Местное население к перестройке в развалинах отнеслось спокойно и с пониманием, даже помогло раздобыть цемент. Не бесплатно, совсем не бесплатно, но и не слишком дорого по здешним меркам. Местный комендант тоже полюбовался на строительные работы, дал несколько весьма ценных советов по обустройству в боевой обстановке и в очередной раз шумно обрадовался своей гениальной идее – поселить здесь свалившихся в его вотчину химиков. И места много, и забор крепкий, и для обороны удобно, и до села почти километр лесом, а по дороге – так и все полтора… Комендант сидел со своим взводом в Хохол-Юрте уже несколько месяцев, собирался мирно прожить со здешним населением еще столько же и совсем не хотел оказаться рядом с химиками, если у тех по ошибке сработает какое-то «спецсредство». Тем паче что химики были не свои, а армейские, да еще и прямиком из Шиханов – черт его знает, какую новейшую гадость они могли притащить на полевые испытания…
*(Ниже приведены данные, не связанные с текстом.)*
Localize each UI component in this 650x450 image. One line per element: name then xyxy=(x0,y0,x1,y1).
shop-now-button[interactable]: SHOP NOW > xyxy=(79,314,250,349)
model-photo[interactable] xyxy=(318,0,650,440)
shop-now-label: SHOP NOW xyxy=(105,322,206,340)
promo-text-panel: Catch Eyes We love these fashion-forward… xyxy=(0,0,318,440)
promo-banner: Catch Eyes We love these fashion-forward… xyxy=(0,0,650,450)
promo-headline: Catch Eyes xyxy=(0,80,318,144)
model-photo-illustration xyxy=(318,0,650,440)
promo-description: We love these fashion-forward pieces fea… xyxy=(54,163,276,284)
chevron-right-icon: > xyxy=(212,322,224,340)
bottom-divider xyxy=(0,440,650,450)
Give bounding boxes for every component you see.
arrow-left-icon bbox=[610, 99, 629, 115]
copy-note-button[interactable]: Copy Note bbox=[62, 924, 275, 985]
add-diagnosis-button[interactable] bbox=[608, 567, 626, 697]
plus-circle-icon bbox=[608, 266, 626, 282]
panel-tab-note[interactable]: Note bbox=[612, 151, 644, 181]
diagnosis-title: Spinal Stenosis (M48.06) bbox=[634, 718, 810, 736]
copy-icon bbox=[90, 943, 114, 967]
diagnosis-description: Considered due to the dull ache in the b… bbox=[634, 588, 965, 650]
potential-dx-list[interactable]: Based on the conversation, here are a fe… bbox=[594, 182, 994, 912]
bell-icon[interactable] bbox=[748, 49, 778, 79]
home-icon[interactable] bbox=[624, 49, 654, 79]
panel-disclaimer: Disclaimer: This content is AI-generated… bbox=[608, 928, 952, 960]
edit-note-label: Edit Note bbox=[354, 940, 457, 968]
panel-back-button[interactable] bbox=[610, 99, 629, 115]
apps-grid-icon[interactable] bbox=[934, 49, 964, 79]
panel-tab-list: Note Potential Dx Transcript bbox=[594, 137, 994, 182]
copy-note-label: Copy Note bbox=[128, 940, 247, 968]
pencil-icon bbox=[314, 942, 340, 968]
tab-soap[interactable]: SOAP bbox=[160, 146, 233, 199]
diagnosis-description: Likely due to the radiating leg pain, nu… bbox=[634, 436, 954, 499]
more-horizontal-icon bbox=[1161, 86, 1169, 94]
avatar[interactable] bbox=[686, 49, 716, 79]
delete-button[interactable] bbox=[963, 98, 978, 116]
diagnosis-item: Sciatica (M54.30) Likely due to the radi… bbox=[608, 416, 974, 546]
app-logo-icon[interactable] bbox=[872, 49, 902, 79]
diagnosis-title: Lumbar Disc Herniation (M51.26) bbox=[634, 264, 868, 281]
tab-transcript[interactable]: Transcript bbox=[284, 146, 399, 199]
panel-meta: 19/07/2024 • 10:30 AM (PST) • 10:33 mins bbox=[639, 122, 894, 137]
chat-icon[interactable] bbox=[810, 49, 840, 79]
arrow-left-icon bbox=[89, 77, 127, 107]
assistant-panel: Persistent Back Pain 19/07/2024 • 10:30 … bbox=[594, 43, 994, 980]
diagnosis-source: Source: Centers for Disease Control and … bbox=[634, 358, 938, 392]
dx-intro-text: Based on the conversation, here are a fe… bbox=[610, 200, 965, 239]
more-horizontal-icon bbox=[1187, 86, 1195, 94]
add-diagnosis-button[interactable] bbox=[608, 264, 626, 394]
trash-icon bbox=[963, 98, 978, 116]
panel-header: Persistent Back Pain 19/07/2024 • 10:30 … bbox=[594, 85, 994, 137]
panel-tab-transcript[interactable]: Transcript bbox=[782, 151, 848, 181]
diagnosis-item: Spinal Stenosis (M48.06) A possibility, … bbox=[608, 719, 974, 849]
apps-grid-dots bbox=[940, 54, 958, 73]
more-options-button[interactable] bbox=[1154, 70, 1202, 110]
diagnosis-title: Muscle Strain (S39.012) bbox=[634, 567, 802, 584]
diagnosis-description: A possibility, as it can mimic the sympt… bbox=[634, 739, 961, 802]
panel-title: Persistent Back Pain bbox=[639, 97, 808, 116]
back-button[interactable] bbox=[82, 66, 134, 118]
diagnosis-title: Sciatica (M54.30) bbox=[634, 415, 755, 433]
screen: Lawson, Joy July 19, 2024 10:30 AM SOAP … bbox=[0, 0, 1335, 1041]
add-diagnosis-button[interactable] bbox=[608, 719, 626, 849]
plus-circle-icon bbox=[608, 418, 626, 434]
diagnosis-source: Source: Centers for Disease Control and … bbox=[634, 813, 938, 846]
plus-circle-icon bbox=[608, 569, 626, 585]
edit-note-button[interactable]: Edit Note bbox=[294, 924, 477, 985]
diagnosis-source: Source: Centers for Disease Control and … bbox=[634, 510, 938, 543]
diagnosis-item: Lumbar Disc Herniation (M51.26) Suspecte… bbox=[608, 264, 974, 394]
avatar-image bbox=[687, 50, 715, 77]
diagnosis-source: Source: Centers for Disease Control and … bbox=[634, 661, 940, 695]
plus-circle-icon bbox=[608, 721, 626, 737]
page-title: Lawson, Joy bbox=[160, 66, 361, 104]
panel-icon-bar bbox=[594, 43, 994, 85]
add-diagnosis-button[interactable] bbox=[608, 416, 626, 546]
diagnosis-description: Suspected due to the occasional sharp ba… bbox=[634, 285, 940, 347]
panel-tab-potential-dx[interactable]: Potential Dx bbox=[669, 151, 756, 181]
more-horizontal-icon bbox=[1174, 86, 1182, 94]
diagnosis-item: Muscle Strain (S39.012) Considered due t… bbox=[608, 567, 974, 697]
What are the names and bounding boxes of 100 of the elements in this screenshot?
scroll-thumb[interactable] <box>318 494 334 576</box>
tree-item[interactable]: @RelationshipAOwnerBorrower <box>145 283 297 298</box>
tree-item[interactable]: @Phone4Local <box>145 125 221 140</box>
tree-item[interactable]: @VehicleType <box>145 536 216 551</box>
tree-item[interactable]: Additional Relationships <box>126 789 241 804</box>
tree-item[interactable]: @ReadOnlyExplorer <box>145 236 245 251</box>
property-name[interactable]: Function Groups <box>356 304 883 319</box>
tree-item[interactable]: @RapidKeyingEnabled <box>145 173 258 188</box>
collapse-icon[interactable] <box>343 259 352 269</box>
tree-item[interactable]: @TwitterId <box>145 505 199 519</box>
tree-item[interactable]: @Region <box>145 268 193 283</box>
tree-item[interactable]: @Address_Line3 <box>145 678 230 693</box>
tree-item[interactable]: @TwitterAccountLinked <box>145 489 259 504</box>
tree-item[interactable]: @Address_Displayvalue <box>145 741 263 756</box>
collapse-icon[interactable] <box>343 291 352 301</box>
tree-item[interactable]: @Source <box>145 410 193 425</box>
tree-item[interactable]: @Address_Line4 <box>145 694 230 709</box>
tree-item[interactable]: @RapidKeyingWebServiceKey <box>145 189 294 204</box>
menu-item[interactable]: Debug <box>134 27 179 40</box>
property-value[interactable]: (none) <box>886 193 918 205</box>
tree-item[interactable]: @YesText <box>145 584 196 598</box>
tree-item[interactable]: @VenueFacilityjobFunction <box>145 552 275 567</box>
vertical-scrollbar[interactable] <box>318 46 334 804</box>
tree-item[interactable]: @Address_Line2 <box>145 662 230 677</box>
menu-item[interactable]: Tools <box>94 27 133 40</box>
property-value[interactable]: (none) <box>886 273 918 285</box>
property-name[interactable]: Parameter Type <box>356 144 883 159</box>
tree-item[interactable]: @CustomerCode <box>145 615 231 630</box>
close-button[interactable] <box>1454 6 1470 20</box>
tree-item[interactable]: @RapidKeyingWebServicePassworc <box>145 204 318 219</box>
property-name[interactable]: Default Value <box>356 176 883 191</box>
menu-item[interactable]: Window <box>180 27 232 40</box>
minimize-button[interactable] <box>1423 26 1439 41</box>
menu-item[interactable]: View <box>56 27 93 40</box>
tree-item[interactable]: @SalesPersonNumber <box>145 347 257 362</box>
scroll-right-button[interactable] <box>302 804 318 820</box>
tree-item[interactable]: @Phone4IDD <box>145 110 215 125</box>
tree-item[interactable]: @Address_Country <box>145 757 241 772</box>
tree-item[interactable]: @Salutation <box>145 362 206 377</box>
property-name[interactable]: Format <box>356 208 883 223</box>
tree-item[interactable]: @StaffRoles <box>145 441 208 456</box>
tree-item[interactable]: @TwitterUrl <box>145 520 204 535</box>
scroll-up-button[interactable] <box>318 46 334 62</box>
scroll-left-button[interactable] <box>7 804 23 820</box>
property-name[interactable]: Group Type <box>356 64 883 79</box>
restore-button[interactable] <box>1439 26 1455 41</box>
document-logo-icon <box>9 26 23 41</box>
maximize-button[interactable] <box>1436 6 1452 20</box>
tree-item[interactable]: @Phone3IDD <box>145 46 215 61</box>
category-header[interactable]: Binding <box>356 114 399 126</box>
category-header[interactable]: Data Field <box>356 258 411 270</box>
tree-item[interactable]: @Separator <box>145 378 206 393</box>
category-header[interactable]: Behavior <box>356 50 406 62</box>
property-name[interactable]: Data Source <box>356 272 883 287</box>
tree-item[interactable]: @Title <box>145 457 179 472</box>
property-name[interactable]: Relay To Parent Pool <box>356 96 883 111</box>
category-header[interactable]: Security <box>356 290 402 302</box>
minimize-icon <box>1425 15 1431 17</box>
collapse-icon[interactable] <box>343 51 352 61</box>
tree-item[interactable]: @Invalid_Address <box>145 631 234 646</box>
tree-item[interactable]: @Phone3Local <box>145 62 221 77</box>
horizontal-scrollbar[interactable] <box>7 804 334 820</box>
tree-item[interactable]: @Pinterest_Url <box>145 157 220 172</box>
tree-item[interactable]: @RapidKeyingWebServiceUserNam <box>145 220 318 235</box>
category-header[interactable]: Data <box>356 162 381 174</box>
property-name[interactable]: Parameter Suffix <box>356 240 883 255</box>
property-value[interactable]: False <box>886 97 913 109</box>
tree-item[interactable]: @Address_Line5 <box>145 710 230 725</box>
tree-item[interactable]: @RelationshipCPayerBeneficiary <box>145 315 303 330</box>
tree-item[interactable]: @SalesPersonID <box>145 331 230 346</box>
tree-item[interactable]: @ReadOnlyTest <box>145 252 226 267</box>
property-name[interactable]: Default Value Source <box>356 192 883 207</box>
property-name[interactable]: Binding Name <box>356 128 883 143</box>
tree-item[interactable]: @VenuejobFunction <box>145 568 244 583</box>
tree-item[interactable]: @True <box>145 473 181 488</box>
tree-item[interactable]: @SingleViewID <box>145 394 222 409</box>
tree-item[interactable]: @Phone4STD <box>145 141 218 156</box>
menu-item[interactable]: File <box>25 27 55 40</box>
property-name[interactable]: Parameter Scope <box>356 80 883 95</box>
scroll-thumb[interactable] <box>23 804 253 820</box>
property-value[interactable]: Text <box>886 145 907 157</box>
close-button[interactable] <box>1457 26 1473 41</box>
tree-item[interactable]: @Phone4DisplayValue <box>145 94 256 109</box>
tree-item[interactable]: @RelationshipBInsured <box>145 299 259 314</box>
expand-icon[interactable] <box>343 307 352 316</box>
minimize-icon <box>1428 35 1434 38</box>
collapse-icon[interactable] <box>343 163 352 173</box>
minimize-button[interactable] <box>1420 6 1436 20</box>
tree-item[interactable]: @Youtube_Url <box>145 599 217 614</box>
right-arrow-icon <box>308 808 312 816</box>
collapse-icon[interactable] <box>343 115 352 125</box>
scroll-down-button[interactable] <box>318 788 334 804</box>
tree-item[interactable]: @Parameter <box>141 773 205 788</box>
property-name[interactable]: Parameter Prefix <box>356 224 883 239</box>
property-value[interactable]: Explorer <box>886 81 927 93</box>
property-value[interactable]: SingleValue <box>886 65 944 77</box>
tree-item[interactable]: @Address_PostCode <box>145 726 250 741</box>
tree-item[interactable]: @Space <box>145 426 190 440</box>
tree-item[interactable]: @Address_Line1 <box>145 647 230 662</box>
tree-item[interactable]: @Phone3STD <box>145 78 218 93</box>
То, что наши российские специальные газы, – самые гуманные отравляющие газы в мире – не сильно разбирают, кто там свой, а кто боевик, известно всей стране. И ведь заранее не вычислишь, какая тут будет концентрация и нет ли у тебя, случаем, повышенной индивидуальной восприимчивости… Так что лучше держаться подальше. И за лесом. И чтобы от села подальше – химики навоняют и уедут, а комендант останется с мирными… то есть в этом случае уже не совсем мирными, даже скорее наоборот… жителями. А для старлея эта командировка на войну была не первой и даже не второй, так что добродушие местного населения он сумел оценить и расставаться с ним не собирался. Лейтенант Мудрецкий был об этом извещен прямо в день своего приезда. Как и о том, что ближайшее начальство со стороны Российской армии, которое, по мнению генерала Крутова, обязано химиков обеспечить всем необходимым, находится еще в паре верст отсюда и само не слишком богато… а коменданту никто на незваных гостей-помощников ни патроны, ни сухпай не выделяет и не собирается. Впрочем, любую проблему можно решить…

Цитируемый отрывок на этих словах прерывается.